The RITA® StarBurst SDE Electrosurgical Device is designed to supply energy (generated by the RITA Medical Systems' electrosurgical generator) for use in electrosurgery and is indicated for use in percutaneous, laparoscopic, or intraoperative coagulation and ablation of soft tissue including:
The partial or complete ablation on non-resectable liver lesions and
The palliation of pain associated with metastatic lesions involving bone in patients who have failed or are not candidates for standard therapy.

The RITA StarBurst SDE device is 12-cm in length and can be used for a variety of medical applications. Each secondary electrode deploys out from the side of the trocar through a hole in the wall of the trocar (primary electrode). The RITA device consists of the following components: primary electrode: tubing with a portion exposed as an electrode secondary electrodes: tubing at the distal end of probe trocar insulation: shrink tubing handle: with markings to indicate the amount of secondary electrode deployment from the trocar RF pathway: connection through nine-pin Lemo connector built into the handle fluid infusion: delivery through Luer port at side of the handle temperature sensors: three temperature sensors in the distal section of the secondary electrodes depth indicators: incremental 1 cm marks denote needle penetration depth

The provided text is a 510(k) Summary for the RITA® StarBurst SDE Electrosurgical Device. This type of document is a premarket notification to the FDA to demonstrate that the device is substantially equivalent to a legally marketed predicate device. It typically focuses on demonstrating equivalence through device description, intended use, and performance data that shows the device meets its own specifications, rather than clinical studies rigorously proving efficacy against specific acceptance criteria for AI/ML devices.

Therefore, much of the requested information regarding AI/ML device study parameters (sample size for test set, data provenance, number of experts for ground truth, adjudication methods, MRMC studies, standalone performance, training set details) is not applicable or not available in this document.

Here's an analysis based on the provided text:

1. Table of Acceptance Criteria and Reported Device Performance

2. Sample size used for the test set and the data provenance:

• Not applicable / Not available. This document describes a physical electrosurgical device, not an AI/ML diagnostic or predictive system that uses a "test set" of data in the common AI/ML sense. The "testing" referred to is likely engineering and bench testing.

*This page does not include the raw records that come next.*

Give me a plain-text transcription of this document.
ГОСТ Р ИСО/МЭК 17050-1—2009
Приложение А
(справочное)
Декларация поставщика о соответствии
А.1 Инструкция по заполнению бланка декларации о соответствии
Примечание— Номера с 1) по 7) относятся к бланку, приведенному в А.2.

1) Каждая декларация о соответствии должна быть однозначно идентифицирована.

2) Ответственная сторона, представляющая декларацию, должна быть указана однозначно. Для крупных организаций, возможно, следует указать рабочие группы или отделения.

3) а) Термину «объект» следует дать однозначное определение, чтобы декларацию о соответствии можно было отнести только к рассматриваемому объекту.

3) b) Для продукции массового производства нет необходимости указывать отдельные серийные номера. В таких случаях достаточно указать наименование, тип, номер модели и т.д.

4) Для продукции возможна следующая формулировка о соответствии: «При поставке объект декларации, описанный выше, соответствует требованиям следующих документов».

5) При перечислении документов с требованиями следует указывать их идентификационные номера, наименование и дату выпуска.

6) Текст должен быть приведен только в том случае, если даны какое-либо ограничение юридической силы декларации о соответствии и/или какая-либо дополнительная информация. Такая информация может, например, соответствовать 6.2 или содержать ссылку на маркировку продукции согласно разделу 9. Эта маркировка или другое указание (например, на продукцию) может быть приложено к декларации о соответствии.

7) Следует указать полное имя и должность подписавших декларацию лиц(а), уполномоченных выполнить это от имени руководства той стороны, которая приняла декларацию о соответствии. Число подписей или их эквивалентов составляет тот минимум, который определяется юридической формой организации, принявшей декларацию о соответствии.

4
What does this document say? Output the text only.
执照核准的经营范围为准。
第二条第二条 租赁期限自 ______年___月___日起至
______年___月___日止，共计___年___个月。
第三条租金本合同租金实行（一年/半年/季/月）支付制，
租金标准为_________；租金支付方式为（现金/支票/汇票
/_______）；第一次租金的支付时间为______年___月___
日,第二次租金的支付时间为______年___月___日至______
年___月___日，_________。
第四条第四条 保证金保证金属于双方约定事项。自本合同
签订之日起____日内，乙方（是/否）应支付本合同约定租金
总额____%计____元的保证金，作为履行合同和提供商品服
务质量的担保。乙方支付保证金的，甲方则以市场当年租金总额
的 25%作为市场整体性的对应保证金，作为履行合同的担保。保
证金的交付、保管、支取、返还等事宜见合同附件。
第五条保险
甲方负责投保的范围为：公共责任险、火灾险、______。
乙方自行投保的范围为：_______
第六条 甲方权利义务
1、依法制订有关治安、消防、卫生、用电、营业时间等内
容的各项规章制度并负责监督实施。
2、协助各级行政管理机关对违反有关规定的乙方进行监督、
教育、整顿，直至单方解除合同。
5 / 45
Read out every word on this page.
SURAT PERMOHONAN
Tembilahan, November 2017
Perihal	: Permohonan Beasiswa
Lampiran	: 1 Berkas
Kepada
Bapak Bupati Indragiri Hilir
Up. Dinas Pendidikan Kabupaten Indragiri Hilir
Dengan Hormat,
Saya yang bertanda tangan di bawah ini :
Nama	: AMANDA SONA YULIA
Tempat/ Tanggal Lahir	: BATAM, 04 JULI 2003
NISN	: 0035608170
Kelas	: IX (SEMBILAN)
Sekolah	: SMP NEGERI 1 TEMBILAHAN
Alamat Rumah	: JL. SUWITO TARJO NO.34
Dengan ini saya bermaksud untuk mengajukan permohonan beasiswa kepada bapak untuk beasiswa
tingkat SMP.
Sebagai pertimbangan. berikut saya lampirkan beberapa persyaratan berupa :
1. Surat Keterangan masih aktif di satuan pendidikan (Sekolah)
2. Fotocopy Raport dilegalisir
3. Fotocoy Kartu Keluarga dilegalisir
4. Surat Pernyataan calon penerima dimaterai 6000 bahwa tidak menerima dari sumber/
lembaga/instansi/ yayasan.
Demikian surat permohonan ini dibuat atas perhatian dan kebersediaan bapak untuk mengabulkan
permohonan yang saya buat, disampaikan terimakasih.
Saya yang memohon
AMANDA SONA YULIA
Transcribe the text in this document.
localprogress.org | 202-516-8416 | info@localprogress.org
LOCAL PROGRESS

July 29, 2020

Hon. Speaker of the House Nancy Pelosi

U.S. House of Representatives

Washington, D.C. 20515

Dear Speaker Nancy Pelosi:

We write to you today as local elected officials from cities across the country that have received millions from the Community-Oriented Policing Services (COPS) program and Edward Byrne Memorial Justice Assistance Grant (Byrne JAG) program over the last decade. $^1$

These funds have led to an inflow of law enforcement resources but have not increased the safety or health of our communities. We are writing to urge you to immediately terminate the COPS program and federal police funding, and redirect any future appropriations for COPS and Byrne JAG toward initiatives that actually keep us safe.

3. Number of experts used to establish the ground truth for the test set and the qualifications of those experts:

• Not applicable / Not available. Ground truth as understood in AI/ML (e.g., expert consensus on images) is not relevant to the testing described for this electrosurgical device.

4. Adjudication method (e.g., 2+1, 3+1, none) for the test set:

• Not applicable / Not available. Adjudication methods are not relevant to the type of device testing described.

5. If a multi-reader multi-case (MRMC) comparative effectiveness study was done, and what was the effect size of how much human readers improve with AI vs. without AI assistance:

• No. This is an electrosurgical device, not an AI-assisted diagnostic or treatment planning tool that would involve human readers.

6. If a standalone (i.e., algorithm only without human-in-the-loop performance) was done:

• Not applicable. This device is an electrosurgical tool and not an AI algorithm. Its performance is inherent to its design and function when operated by a human, not a standalone algorithmic output.

7. The type of ground truth used:

• For the "performance data" section, the "ground truth" would be the engineering and design specifications for the device. The testing verified that the device's electrical, mechanical, and functional properties conformed to these pre-defined specifications.

8. The sample size for the training set:

• Not applicable / Not available. This device does not involve a "training set" in the context of machine learning.

9. How the ground truth for the training set was established:

• Not applicable / Not available. (See point 8).

Summary of the Study:

The "study" referenced in the document is a pre-market regulatory submission (510(k)) for a physical electrosurgical device. The performance data consists of:

• "A battery of electrical, mechanical, and functional testing" conducted on the StarBurst SDE devices.
• The objective of this testing was to "verify that the devices met the specifications."
• The outcome was that "The devices met the specifications."

This is fundamentally different from the type of studies typically conducted for AI/ML-based medical devices, which focus on diagnostic accuracy, sensitivity, specificity, and comparative effectiveness against human performance using patient data. For this electrosurgical device, the "acceptance criteria" were the internal design and performance specifications, and the "study" was the in-house engineering and bench testing to demonstrate compliance with those specifications.